Earlier in December, Oliver hosted a Tribeca Film Institute panel for the 20th anniversary of “Wag the Dog,” which stars Hoffman. During the chat, Oliver brought up the recent sexual harassment allegations against the actor and said he felt Hoffman’s partial apologies had been insufficient.
“It’s shocking to me you don’t see me more clearly, that you go by a couple of things you read,” Hoffman replied during the panel.
The two continued to have a heated exchange for several minutes, with Hoffman denying he knew one of the women who had accused him and attacking Oliver for asking about the accusations.
“I can’t leave certain things unaddressed,” Oliver told Hoffman. “The easy way is not to bring anything up.
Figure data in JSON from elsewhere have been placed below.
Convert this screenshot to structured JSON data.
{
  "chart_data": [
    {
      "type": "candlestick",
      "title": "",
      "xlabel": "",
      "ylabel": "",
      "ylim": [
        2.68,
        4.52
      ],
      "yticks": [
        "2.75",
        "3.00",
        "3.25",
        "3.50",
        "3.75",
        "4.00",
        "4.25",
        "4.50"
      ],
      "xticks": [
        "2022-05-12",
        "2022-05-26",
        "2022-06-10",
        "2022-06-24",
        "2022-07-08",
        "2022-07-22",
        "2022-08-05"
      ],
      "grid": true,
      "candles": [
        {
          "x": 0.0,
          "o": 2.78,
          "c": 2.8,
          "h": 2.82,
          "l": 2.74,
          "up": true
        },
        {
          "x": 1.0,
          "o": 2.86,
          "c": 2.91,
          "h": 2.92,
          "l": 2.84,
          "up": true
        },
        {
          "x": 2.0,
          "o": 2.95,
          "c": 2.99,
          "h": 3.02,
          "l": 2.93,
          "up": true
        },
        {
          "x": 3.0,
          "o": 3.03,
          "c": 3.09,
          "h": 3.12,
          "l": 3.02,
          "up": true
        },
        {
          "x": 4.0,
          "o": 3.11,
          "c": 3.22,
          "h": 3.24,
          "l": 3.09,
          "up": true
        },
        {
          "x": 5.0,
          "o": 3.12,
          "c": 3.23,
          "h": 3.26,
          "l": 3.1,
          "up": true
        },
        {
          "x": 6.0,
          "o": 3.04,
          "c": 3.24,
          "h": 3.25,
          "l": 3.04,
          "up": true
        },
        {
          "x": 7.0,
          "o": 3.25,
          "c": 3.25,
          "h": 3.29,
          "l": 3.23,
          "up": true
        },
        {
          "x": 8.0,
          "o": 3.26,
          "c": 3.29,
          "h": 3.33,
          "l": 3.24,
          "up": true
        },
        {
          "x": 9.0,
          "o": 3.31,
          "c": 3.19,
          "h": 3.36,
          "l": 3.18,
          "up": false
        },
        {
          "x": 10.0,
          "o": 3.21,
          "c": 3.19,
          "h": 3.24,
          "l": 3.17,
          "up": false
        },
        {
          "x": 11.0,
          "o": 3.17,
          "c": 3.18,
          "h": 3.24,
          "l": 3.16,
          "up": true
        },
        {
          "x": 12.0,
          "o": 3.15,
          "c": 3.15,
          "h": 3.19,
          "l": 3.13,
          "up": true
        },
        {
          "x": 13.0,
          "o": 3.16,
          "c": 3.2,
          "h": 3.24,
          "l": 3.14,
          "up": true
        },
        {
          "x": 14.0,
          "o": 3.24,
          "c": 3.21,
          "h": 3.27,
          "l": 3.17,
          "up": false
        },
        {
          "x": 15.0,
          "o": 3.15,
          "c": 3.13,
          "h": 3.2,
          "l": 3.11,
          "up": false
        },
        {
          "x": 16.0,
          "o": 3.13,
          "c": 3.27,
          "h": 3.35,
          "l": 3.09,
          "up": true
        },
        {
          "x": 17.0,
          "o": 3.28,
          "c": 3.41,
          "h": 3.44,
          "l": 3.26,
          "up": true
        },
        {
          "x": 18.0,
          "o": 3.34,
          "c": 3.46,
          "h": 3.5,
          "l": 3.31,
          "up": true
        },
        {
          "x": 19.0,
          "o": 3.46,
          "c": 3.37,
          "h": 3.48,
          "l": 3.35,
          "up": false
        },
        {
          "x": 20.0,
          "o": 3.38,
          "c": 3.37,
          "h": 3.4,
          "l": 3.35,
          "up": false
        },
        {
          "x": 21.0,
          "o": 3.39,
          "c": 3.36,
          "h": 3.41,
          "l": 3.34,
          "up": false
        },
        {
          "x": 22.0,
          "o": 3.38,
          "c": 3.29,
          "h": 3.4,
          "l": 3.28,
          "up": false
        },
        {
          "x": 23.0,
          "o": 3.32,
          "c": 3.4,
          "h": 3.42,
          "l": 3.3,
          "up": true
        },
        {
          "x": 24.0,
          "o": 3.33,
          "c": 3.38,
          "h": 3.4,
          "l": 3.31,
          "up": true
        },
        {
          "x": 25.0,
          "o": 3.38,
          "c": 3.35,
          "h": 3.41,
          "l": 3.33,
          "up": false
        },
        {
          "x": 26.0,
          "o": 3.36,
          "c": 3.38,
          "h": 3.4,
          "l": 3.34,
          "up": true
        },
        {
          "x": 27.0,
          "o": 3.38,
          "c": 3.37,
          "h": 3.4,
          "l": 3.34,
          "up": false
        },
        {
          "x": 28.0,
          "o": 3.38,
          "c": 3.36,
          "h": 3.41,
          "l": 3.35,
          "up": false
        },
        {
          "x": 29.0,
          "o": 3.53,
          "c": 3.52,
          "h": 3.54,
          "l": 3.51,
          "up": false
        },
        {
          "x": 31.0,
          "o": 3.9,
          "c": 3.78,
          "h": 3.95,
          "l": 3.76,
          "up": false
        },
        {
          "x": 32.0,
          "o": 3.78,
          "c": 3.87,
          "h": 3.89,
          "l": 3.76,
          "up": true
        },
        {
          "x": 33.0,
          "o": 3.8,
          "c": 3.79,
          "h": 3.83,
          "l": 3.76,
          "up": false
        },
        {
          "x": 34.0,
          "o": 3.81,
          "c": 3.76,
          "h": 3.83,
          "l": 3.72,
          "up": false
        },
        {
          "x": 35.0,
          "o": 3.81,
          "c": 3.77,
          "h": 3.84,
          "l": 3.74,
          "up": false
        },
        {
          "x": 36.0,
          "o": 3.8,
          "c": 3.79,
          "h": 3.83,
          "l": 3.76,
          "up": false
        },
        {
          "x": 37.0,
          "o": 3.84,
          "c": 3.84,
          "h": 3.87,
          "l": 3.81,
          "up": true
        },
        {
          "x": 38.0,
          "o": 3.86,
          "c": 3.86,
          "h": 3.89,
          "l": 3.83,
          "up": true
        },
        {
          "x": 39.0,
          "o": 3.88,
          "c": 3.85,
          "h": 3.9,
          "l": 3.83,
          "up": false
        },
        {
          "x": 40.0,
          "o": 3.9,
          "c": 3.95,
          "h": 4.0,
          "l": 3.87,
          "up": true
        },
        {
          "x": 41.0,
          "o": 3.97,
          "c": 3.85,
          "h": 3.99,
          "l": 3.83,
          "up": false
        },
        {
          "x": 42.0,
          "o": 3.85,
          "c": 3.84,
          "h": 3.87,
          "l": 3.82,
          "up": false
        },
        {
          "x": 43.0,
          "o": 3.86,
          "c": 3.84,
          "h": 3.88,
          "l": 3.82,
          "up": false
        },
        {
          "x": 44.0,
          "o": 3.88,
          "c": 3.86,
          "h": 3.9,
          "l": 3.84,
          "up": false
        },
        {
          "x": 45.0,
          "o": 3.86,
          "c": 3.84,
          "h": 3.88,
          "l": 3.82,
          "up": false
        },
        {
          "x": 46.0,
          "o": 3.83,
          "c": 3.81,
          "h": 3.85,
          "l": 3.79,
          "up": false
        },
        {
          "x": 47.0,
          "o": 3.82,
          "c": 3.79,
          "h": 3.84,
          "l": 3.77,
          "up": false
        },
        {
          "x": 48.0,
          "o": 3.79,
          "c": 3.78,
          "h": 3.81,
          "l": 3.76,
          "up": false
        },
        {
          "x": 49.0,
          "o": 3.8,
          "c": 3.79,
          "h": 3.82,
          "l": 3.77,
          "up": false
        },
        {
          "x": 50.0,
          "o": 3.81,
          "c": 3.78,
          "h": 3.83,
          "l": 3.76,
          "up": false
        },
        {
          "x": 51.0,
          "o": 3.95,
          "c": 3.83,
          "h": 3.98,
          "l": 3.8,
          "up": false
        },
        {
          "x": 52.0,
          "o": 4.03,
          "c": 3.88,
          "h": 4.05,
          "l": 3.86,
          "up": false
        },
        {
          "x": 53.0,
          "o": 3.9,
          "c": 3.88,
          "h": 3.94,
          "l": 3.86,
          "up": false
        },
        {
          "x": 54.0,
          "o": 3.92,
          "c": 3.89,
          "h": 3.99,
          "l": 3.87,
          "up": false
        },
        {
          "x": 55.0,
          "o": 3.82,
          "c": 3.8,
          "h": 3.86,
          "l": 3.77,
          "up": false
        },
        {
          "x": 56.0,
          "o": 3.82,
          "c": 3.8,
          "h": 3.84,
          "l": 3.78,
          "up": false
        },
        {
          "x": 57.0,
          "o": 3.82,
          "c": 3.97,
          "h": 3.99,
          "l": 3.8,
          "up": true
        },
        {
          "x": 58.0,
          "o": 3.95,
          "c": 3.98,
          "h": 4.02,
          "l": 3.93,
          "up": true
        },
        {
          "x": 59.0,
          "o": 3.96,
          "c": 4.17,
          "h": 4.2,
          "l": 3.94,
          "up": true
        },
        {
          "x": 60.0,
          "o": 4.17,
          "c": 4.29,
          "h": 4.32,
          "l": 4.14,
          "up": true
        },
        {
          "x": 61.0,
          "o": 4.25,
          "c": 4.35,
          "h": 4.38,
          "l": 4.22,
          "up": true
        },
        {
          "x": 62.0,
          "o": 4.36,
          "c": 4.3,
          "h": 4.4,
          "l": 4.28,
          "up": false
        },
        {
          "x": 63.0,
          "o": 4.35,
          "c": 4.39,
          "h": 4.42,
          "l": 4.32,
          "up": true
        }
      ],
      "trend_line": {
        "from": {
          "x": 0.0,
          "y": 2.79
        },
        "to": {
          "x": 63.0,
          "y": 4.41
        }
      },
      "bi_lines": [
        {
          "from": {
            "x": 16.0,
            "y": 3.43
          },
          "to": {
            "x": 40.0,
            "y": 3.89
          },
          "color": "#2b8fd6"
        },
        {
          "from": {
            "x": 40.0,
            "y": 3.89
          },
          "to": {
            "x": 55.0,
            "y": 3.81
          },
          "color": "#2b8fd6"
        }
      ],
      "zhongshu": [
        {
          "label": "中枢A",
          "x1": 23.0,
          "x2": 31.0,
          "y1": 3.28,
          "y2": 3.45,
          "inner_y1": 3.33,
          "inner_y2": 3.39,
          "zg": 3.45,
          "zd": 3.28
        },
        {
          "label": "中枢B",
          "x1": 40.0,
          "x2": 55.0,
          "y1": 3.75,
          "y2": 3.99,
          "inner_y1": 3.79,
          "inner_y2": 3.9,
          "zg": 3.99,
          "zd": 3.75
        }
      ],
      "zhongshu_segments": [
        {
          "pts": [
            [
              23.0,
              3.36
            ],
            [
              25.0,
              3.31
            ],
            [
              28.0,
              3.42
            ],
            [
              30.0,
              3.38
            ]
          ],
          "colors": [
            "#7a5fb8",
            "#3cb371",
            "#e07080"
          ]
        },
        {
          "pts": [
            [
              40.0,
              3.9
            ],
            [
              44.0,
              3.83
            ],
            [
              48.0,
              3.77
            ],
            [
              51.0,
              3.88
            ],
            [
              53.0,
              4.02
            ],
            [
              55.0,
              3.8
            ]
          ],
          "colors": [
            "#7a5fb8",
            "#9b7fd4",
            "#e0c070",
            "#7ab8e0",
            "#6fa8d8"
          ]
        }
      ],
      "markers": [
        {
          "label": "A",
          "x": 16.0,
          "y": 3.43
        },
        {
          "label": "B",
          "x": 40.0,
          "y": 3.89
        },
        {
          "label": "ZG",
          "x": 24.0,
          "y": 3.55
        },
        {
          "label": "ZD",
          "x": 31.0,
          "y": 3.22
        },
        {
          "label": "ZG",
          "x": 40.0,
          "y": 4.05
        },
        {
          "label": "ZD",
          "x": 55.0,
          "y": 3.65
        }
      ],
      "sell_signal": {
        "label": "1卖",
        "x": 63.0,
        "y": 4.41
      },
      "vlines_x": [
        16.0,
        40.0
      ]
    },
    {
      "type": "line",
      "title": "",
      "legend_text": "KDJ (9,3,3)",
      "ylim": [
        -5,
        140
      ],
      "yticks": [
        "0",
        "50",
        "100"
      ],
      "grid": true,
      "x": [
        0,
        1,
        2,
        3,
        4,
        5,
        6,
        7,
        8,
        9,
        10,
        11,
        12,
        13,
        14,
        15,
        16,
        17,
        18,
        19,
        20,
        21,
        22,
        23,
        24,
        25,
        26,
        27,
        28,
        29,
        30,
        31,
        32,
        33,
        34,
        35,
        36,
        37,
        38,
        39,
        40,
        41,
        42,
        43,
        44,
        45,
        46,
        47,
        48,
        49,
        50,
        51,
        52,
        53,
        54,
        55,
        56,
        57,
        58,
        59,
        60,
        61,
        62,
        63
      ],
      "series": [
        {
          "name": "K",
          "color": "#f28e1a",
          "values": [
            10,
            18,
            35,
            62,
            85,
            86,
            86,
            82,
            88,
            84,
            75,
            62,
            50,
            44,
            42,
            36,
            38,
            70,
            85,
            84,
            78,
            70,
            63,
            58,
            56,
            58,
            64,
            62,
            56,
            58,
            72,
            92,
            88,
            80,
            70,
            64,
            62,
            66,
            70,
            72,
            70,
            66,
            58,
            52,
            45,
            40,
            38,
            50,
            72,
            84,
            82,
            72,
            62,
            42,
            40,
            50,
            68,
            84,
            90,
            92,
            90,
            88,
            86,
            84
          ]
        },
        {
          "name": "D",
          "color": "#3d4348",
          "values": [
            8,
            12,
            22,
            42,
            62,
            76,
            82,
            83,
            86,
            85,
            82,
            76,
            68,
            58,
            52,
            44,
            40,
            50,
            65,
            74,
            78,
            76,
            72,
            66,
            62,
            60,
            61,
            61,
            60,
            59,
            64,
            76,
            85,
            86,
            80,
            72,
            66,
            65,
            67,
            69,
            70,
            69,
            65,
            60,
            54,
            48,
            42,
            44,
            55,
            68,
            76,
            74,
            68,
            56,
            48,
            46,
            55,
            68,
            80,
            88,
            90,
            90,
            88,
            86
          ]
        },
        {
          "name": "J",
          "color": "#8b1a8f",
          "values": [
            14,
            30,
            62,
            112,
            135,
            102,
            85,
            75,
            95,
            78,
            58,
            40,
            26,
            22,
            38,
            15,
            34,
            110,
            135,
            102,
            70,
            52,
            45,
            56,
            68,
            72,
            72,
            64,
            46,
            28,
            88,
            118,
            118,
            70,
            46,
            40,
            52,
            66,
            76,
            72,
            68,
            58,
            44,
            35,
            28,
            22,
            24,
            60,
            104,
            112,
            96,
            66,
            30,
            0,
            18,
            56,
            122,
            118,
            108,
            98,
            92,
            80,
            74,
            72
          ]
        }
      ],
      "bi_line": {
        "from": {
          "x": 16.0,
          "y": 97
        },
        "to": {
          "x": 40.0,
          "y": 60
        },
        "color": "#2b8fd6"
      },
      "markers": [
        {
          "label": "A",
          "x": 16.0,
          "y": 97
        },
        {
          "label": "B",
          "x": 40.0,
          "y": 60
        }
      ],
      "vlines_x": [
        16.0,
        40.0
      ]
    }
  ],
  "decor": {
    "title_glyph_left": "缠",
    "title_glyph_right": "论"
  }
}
Unfortunately, that leaves me at home later at night hating myself. Why the … didn’t I say something? No one stands up to powerful men.”
On “The Russell Howard Hour,” Oliver revealed that he had told the event’s moderators in advance that he was going to ask the actor about the allegations, and they should select someone else to moderate, if that was going to be a problem.
In the last two months, Hoffman has faced claims of sexual harassment and assault from several women he has worked with throughout his career, along with a minor who alleges he exposed himself to her in a hotel room. Anna Graham Hunter, a production assistant on his 1985 TV film “Death of a Salesman,” was the first to come forward, alleging he had harassed her on set when she was 17 years old.